Sunday, February 05, 2006

Middlesex by Jeffrey Eugenides

Possessing (nearly) three university degrees in English Literature, having people ask me for book recommendations comes with the territory. I don't mind, in fact, I love sharing some of my favourite books and have an image in my head of one copy of such a book being passed on and on, becoming dog-eared on almost every page and looking very well-loved.

Though it came out in 2002 and won the Pulitzer Prize in 2003, Middlesex by Jeffrey Eugenides is my first recommendation for 2006. The story is told by Cal, a young man living in Berlin in the present day - but Cal lived as a girl until the age of fourteen. The secret to the one malfunctioning gene that caused Cal to be born a hermaphrodite is told in a sweeping saga of three generations of a Greek family who emigrated to Detroit in the early part of the twentieth century.

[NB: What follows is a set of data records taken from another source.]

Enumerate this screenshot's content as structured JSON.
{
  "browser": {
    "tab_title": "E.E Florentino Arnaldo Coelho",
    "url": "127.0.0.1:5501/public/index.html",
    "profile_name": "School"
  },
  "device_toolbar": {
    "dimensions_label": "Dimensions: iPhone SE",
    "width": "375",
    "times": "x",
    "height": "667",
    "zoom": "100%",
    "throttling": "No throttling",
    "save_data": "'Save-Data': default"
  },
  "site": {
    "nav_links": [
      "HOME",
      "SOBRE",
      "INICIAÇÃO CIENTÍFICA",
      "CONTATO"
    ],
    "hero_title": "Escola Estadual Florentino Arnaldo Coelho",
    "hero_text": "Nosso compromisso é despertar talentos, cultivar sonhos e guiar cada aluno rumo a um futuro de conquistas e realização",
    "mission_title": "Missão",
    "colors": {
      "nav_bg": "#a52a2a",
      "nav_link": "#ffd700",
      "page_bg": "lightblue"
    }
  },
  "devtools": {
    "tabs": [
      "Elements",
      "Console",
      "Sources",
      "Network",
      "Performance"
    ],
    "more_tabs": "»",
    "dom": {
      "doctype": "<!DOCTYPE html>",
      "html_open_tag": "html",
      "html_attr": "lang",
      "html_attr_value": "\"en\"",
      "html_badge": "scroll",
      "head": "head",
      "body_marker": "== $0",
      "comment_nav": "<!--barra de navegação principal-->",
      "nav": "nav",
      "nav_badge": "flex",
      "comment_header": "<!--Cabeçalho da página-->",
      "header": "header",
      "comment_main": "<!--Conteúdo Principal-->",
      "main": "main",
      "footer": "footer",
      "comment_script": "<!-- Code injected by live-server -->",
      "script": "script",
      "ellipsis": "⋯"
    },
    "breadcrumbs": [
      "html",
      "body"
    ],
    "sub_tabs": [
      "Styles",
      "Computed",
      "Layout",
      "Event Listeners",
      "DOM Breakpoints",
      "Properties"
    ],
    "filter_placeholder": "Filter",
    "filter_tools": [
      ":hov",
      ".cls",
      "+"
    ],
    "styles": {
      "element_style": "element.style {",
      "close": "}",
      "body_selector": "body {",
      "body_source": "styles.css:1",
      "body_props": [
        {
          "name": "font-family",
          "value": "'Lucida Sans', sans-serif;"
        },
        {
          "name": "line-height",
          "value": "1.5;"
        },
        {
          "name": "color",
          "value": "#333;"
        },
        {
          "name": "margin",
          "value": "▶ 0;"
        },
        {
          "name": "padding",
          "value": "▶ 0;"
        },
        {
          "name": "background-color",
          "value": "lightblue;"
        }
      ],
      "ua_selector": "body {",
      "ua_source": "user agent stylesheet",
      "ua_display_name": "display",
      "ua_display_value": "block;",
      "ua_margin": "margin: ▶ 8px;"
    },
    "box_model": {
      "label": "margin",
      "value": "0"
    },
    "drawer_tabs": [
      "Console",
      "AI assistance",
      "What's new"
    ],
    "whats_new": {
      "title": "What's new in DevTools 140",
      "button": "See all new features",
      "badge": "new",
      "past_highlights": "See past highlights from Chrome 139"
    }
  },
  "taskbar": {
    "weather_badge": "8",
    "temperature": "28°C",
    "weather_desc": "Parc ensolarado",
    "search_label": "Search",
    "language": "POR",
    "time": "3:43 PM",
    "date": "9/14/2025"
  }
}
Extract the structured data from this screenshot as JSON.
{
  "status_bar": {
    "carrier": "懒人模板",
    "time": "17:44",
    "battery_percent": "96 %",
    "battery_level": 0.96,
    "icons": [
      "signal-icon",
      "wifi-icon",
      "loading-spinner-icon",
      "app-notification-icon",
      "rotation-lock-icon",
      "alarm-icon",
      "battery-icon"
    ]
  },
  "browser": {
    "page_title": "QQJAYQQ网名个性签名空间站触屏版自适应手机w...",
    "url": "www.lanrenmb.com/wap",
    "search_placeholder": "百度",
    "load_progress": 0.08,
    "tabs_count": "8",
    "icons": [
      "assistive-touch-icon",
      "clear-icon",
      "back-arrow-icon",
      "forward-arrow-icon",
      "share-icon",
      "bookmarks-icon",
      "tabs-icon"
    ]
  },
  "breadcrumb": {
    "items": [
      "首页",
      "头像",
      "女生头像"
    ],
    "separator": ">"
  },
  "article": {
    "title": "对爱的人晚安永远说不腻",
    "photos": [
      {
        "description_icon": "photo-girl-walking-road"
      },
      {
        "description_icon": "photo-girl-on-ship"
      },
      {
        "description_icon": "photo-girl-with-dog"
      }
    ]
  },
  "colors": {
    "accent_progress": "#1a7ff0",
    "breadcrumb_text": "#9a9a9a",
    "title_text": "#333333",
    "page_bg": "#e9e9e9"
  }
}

Apart from a beautiful story, why did I love this book? A writer must have great skill to invite the reader to invest emotionally in his characters as well the ability to present sometimes horrific incidents with a precarious edge of comedy. And an editor must have a great amount of skill to ensure that a 500+ page book does not wane in the middle or become rushed at the end, which this novel did not.

I discovered this wonderful interview with Jeffrey Eugenides by the insightful Jonathan Safran Foer which addresses issues such as the postmodern aspect of the novel, the fatigue involved in writing such a large book, authorial influences, and what he wouldn't sacrifice for his writing.